Mission to Satsuma
The Madrid-born Francis de Morales entered the Dominican order as a young man and was sent to Japan. He served first in the town of Satsuma for 20 years and then went to Nagasaki in 1614 to continue his missionary work.
Initially, the shogunate supported the Catholic mission. Officials believed that the missionaries would reduce the influence of Buddhist monks and boost trade with Catholic Spain and Portugal.
But as time wore on the regime became nervous that the Spanish would take power and convert the population. The authorities began to see Christianity as a threat and prepared for a deadly persecution.
On February 5, 1597, 26 Christians were crucified in Nagasaki. This was the beginning of a wave of anti-Christian violence across the country which continued for years. Despite the evident threat to his life, Francis chose to remain in the country.

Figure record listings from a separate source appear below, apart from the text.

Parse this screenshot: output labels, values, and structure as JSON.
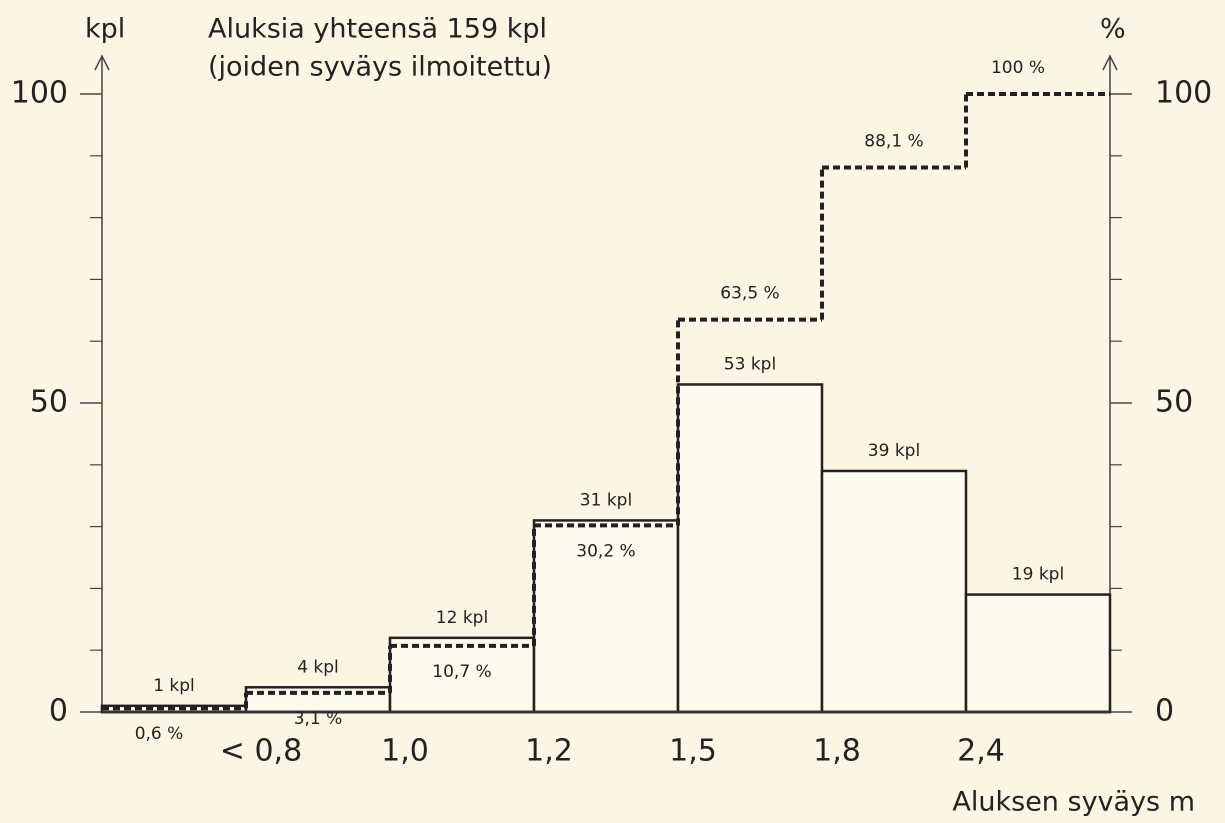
{
  "chart_data": {
    "type": "bar",
    "title": "Aluksia yhteensä 159 kpl",
    "subtitle": "(joiden syväys ilmoitettu)",
    "y_axis_label": "kpl",
    "y2_axis_label": "%",
    "x_axis_label": "Aluksen syväys m",
    "boundary_labels": [
      "< 0,8",
      "1,0",
      "1,2",
      "1,5",
      "1,8",
      "2,4"
    ],
    "series": [
      {
        "name": "kpl",
        "color": "#222222",
        "values": [
          1,
          4,
          12,
          31,
          53,
          39,
          19
        ],
        "value_labels": [
          "1 kpl",
          "4 kpl",
          "12 kpl",
          "31 kpl",
          "53 kpl",
          "39 kpl",
          "19 kpl"
        ]
      },
      {
        "name": "%",
        "color": "#222222",
        "axis": "y2",
        "style": "dashed-step",
        "values": [
          0.6,
          3.1,
          10.7,
          30.2,
          63.5,
          88.1,
          100
        ],
        "value_labels": [
          "0,6 %",
          "3,1 %",
          "10,7 %",
          "30,2 %",
          "63,5 %",
          "88,1 %",
          "100 %"
        ]
      }
    ],
    "ylim": [
      0,
      100
    ],
    "yticks": [
      0,
      50,
      100
    ],
    "yminorticks": [
      10,
      20,
      30,
      40,
      60,
      70,
      80,
      90
    ],
    "y2lim": [
      0,
      100
    ],
    "y2ticks": [
      0,
      50,
      100
    ],
    "y2minorticks": [
      10,
      20,
      30,
      40,
      60,
      70,
      80,
      90
    ]
  }
}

In 1622, a further 55 Christians were martyred, again in Nagasaki, in what was known as the Great Genna Martyrdom. Among them was Francis, who was burned alive for his faith, along with Blessed Charles Spinola and 30 other Jesuits, half of whom were Japanese.
At this point in the country’s history, Catholicism was fully outlawed and the Church in Japan crumbled, until the arrival of Western missionaries in the 19th century.
St Francis Morales and the martyrs who died with him were canonised in June, 1862 by Blessed Pius IX.